Lynch Henry T, Lynch Jane F, Shaw Trudy G
Department of Preventive Medicine and Public Health, Creighton University, Omaha, NE.
Gastrointest Cancer Res. 2011 Jul;4(4 Suppl 1):S9-S17.
The rapid growth of molecular genetics and its attendant germline mutation discoveries has enabled identification of persons who are at an inordinately high cancer risk and, therefore, ideal candidates for prevention. However, one must fully appreciate the extensive genotypic and phenotypic heterogeneity that exists in hereditary cancer. Once the causative germline mutation has been identified in a patient, high-risk members of the family can be similarly tested and identified and provided highly targeted surveillance and management opportunities. DNA testing can change the individual's presumed risk status and affect decision making by patients and their physicians regarding surveillance and management. Our purpose is to describe familial/hereditary cancers of the gastrointestinal tract, including familial Barrett's esophagus, hereditary diffuse gastric cancer, gastrointestinal stromal tumors, familial adenomatous polyposis and desmoid tumors, Lynch syndrome, small bowel cancer, and familial pancreatic cancer. We use our discussion of Lynch syndrome as a model for diagnostic and clinical translation strategies for all hereditary gastrointestinal tract cancers, which clearly can then be extended to cancer of all anatomic sites. Highly pertinent questions from the patient's perspective include the following: What kind of counseling will be provided to a patient with a Lynch syndrome mutation, and should that counseling be mandatory? Does the proband have the responsibility to inform relatives about the familial mutation, even if the relatives do not want to know whether they carry it? Is the patient is responsible for notifying family members that a parent or sibling has Lynch syndrome? Can notification be forced and, if so, under what circumstances? These questions point out the need for criteria regarding which family members to inform and how to inform them.

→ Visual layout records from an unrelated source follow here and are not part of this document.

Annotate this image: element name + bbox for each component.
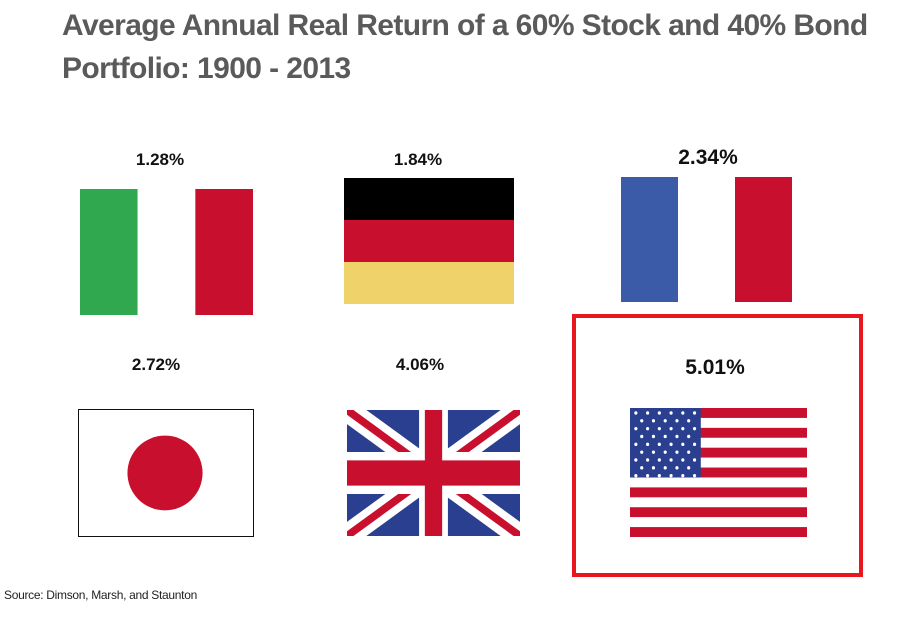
- return-label-italy: 1.28%: [135, 150, 185, 169]
- return-label-france: 2.34%: [678, 146, 738, 169]
- germany-flag-icon: [344, 178, 514, 304]
- italy-flag-icon: [80, 189, 253, 315]
- usa-flag-icon: [630, 408, 807, 537]
- return-label-germany: 1.84%: [393, 150, 443, 169]
- france-flag-icon: [621, 177, 792, 302]
- return-label-uk: 4.06%: [395, 355, 445, 374]
- highlight-box-usa: [572, 314, 863, 577]
- chart-title: Average Annual Real Return of a 60% Stoc…: [62, 9, 868, 85]
- source-note: Source: Dimson, Marsh, and Staunton: [4, 588, 197, 602]
- return-label-usa: 5.01%: [685, 356, 745, 379]
- uk-flag-icon: [347, 410, 520, 536]
- japan-flag-icon: [78, 409, 254, 537]
- return-label-japan: 2.72%: [131, 355, 181, 374]
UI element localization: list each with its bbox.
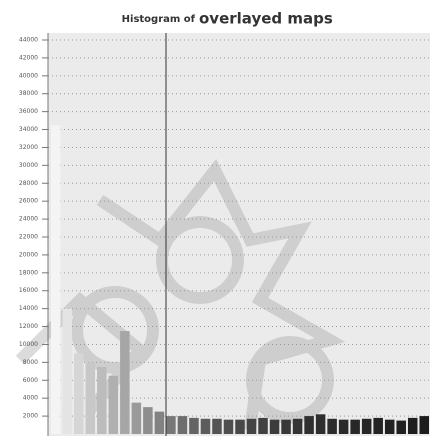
y-tick-label: 14000 [19,305,38,312]
bar [419,416,429,434]
bar [212,418,222,434]
bar [292,418,303,434]
y-tick-label: 2000 [23,413,38,420]
y-tick-label: 30000 [19,162,38,169]
y-tick-label: 38000 [19,90,38,97]
y-tick-label: 18000 [19,269,38,276]
plot-area [48,33,430,436]
bar [361,418,372,434]
y-tick-label: 26000 [19,198,38,205]
y-tick-label: 40000 [19,72,38,79]
bar [338,419,349,434]
y-tick-label: 16000 [19,287,38,294]
bar [177,416,188,434]
y-tick-label: 8000 [23,359,38,366]
bar [407,417,418,434]
chart-title: overlayed maps [199,10,333,28]
bar [235,419,245,434]
y-tick-label: 20000 [19,251,38,258]
bar [384,419,395,434]
bar [166,416,176,434]
bar [304,416,314,434]
bar [51,125,61,435]
y-tick-label: 32000 [19,144,38,151]
bar [62,308,73,434]
bar [85,362,96,434]
y-tick-label: 36000 [19,108,38,115]
bar [143,407,153,434]
bar [258,417,268,434]
bar [154,411,165,434]
bar [350,419,360,434]
bar [281,419,291,434]
y-tick-label: 44000 [19,37,38,44]
bar [131,402,142,434]
y-tick-label: 34000 [19,126,38,133]
bar [189,417,199,434]
chart-title: Histogram of [122,14,196,25]
bar [200,418,211,434]
bar [327,418,337,434]
bar [120,331,130,434]
bar [246,418,257,434]
y-tick-label: 4000 [23,395,38,402]
y-tick-label: 24000 [19,216,38,223]
y-tick-label: 22000 [19,234,38,241]
bar [315,414,326,434]
bar [97,366,107,434]
bar [373,417,383,434]
bar [74,353,84,434]
bar [223,419,234,434]
y-tick-label: 10000 [19,341,38,348]
y-tick-label: 6000 [23,377,38,384]
y-tick-label: 12000 [19,323,38,330]
bar [396,420,406,434]
y-tick-label: 28000 [19,180,38,187]
bar [108,375,119,434]
bar [269,419,280,434]
y-tick-label: 42000 [19,54,38,61]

分子遗传学的迅速发展及其相关的种系突变发现,使得识别出患癌风险极高的人群成为可能,因此他们也是预防的理想对象。然而,必须充分认识到遗传性癌症中存在的广泛的基因型和表型异质性。一旦在患者中确定了致病种系突变,就可以对家族中的高危成员进行类似的检测和识别,并为他们提供高度针对性的监测和管理机会。DNA检测可以改变个体假定的风险状态,并影响患者及其医生关于监测和管理的决策。我们的目的是描述胃肠道的家族性/遗传性癌症,包括家族性巴雷特食管、遗传性弥漫性胃癌、胃肠道间质瘤、家族性腺瘤性息肉病和硬纤维瘤、林奇综合征、小肠癌和家族性胰腺癌。我们以对林奇综合征的讨论作为所有遗传性胃肠道癌症诊断和临床转化策略的模型,显然这一策略随后可扩展到所有解剖部位的癌症。从患者角度来看,高度相关的问题包括以下几点:对于携带林奇综合征突变的患者将提供何种咨询,这种咨询是否应该是强制性的?先证者是否有责任告知亲属家族性突变情况,即使亲属不想知道自己是否携带该突变?患者是否有责任告知家庭成员其父母或兄弟姐妹患有林奇综合征?能否强制进行告知,如果可以,在什么情况下?这些问题指出了需要制定关于告知哪些家庭成员以及如何告知他们的标准。